AI, machine learning and robotics can also reduce health and safety risks by carrying out remote-maintenance operations, reducing or even negating the need for physical inspections. By deploying a fleet of digital agents, oil and gas companies can not only react faster when equipment fails, but also prevent failures from occurring in the first place.

Data modelling, which uses AI and neural networking to interpret vast quantities of sensor data, can reveal the exact impact of explosions and leakages. Many more companies could be using such analytics to assess the effectiveness of health and safety drills, predict malfunctions and increase efficiency within workflows. For enterprises with ambitious sustainability targets, AI, ML and related technologies will become increasingly important tools to achieve these efficiencies.

The benefits are easy to see, but digitisation brings with it challenges, too. Among these, algorithm design is perhaps the trickiest. To reap the benefits of technology advancement, oil and gas companies need to learn to trust AI while at the same time retaining accountability for any actions arising from its use or misuse. Algorithmic design needs to take into account how AI interacts with the people around it. It’s a modern twist on an age-old conundrum. Human factors are notoriously hard to account for, yet if anything goes wrong in an AI-driven world, blaming the algorithm won’t pass muster with regulators and political leaders.

Challenges also exist in the form of legacy technology and traditional mindsets. Forecasts suggest significant oil and gas production will continue through at least 2050. But the way the industry operates, its processes, technologies and workflows will change dramatically in the coming decades. Oil and gas executives must embrace the new digital dawn today to prepare their companies for radically different future.

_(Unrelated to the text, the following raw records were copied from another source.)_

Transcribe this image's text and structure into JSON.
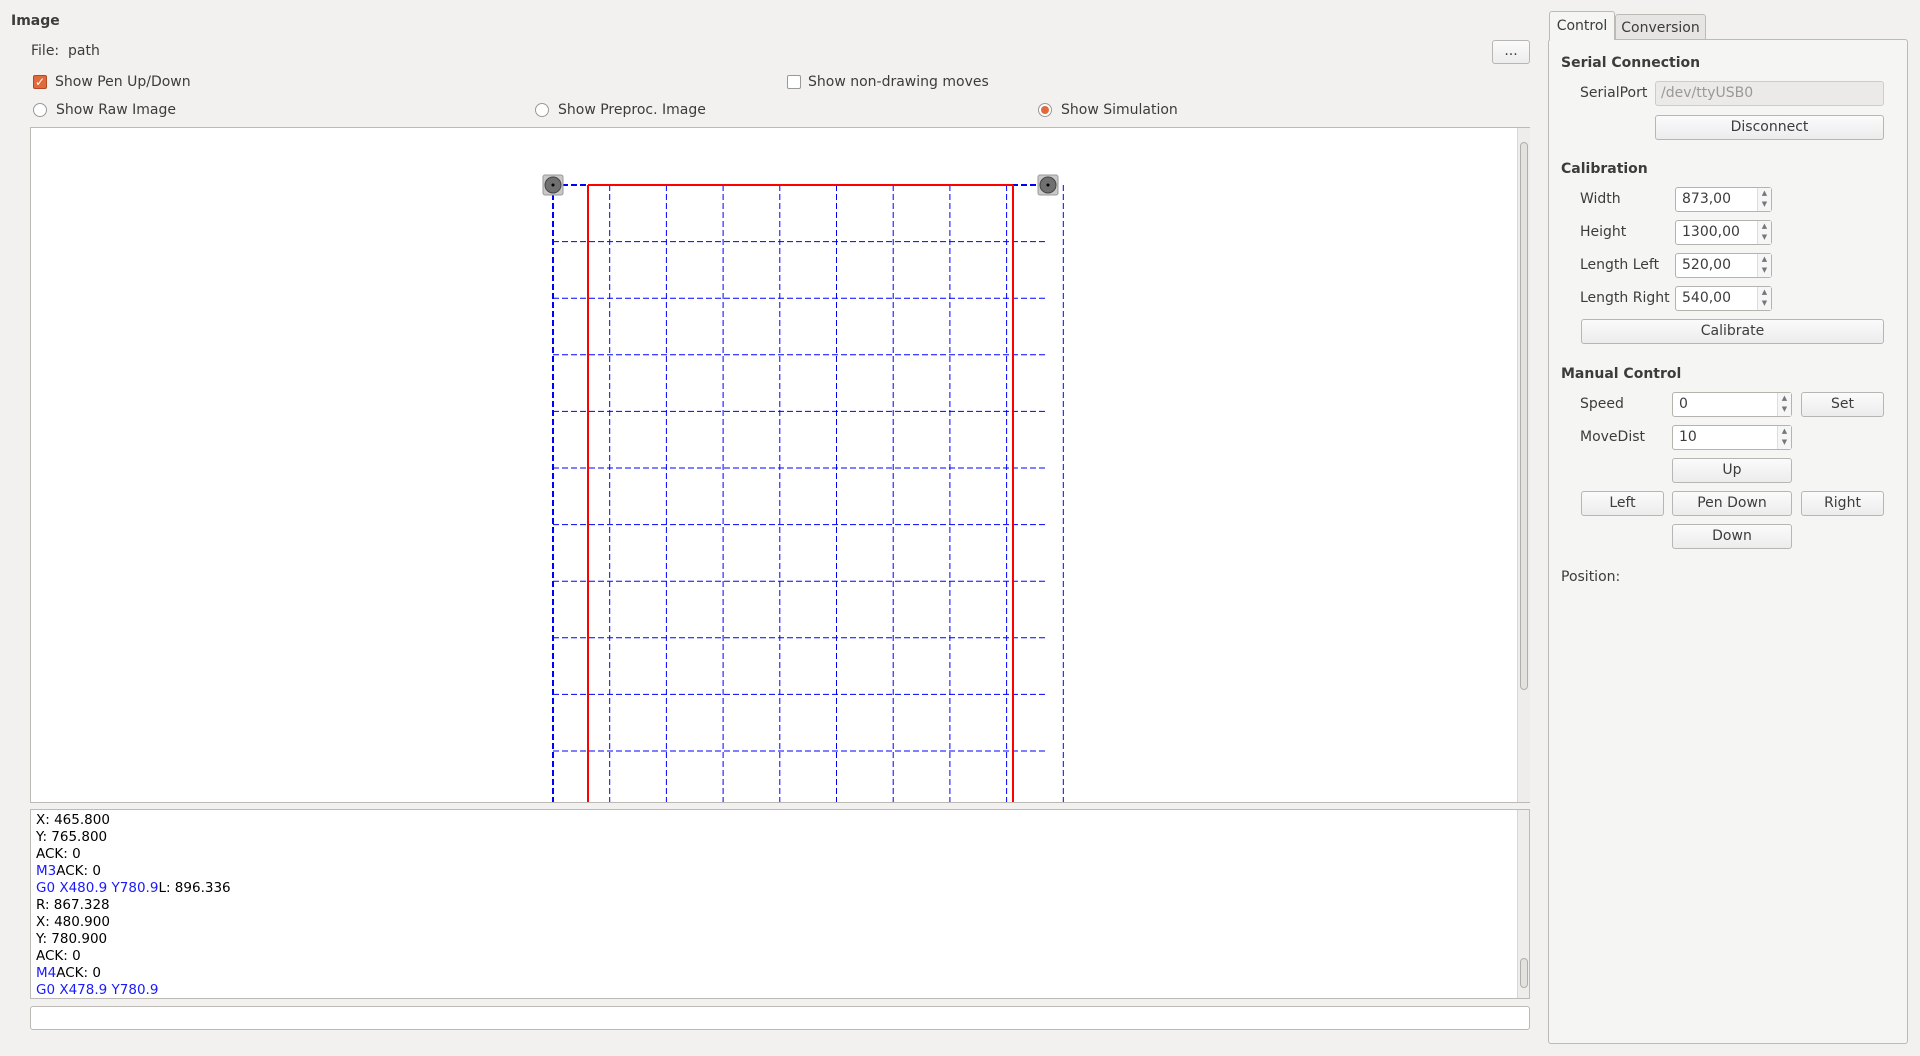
{
  "image_group": {
    "title": "Image",
    "file_label": "File:",
    "file_value": "path",
    "browse_label": "...",
    "show_pen_label": "Show Pen Up/Down",
    "show_pen_checked": true,
    "show_nondrawing_label": "Show non-drawing moves",
    "show_nondrawing_checked": false,
    "radios": [
      {
        "label": "Show Raw Image",
        "checked": false
      },
      {
        "label": "Show Preproc. Image",
        "checked": false
      },
      {
        "label": "Show Simulation",
        "checked": true
      }
    ]
  },
  "log": [
    [
      {
        "t": "X:   465.800",
        "c": "k"
      }
    ],
    [
      {
        "t": "Y:   765.800",
        "c": "k"
      }
    ],
    [
      {
        "t": "ACK: 0",
        "c": "k"
      }
    ],
    [
      {
        "t": "M3",
        "c": "b"
      },
      {
        "t": "ACK: 0",
        "c": "k"
      }
    ],
    [
      {
        "t": "G0 X480.9 Y780.9",
        "c": "b"
      },
      {
        "t": "L:   896.336",
        "c": "k"
      }
    ],
    [
      {
        "t": "R:   867.328",
        "c": "k"
      }
    ],
    [
      {
        "t": "X:   480.900",
        "c": "k"
      }
    ],
    [
      {
        "t": "Y:   780.900",
        "c": "k"
      }
    ],
    [
      {
        "t": "ACK: 0",
        "c": "k"
      }
    ],
    [
      {
        "t": "M4",
        "c": "b"
      },
      {
        "t": "ACK: 0",
        "c": "k"
      }
    ],
    [
      {
        "t": "G0 X478.9 Y780.9",
        "c": "b"
      }
    ]
  ],
  "command_input": {
    "value": ""
  },
  "tabs": [
    {
      "label": "Control",
      "active": true
    },
    {
      "label": "Conversion",
      "active": false
    }
  ],
  "serial": {
    "title": "Serial Connection",
    "port_label": "SerialPort",
    "port_value": "/dev/ttyUSB0",
    "disconnect": "Disconnect"
  },
  "calibration": {
    "title": "Calibration",
    "width_label": "Width",
    "width": "873,00",
    "height_label": "Height",
    "height": "1300,00",
    "left_label": "Length Left",
    "left": "520,00",
    "right_label": "Length Right",
    "right": "540,00",
    "calibrate": "Calibrate"
  },
  "manual": {
    "title": "Manual Control",
    "speed_label": "Speed",
    "speed": "0",
    "set": "Set",
    "movedist_label": "MoveDist",
    "movedist": "10",
    "up": "Up",
    "left": "Left",
    "pen_down": "Pen Down",
    "right": "Right",
    "down": "Down",
    "position_label": "Position:"
  },
  "colors": {
    "accent": "#e06a3c",
    "pen_path": "#ff0000",
    "move_path": "#0000ff"
  }
}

Creating a multi-stage digitisation roadmap is a great start. Any such initiative needs to have clear outcomes in mind, a realistic assessment of potential return on investment and a plan for harmonising engineering systems from a health and safety perspective. This can be especially challenging in large siloed divisions and companies. Yet it is within these complex ecosystems that advanced analytics, AI and ML can have the most impact ‒ delivering improved health and safety, more sustainable operations and reduced costs. The key is to start planning now for a sustainable future that will arrive sooner than you think – as it has in most other industries.

Charlotte Brown is sector director for energy at consulting firm Tessella. Didier Pagnoux is director of Altran’s World Class Center for IoT Solutions.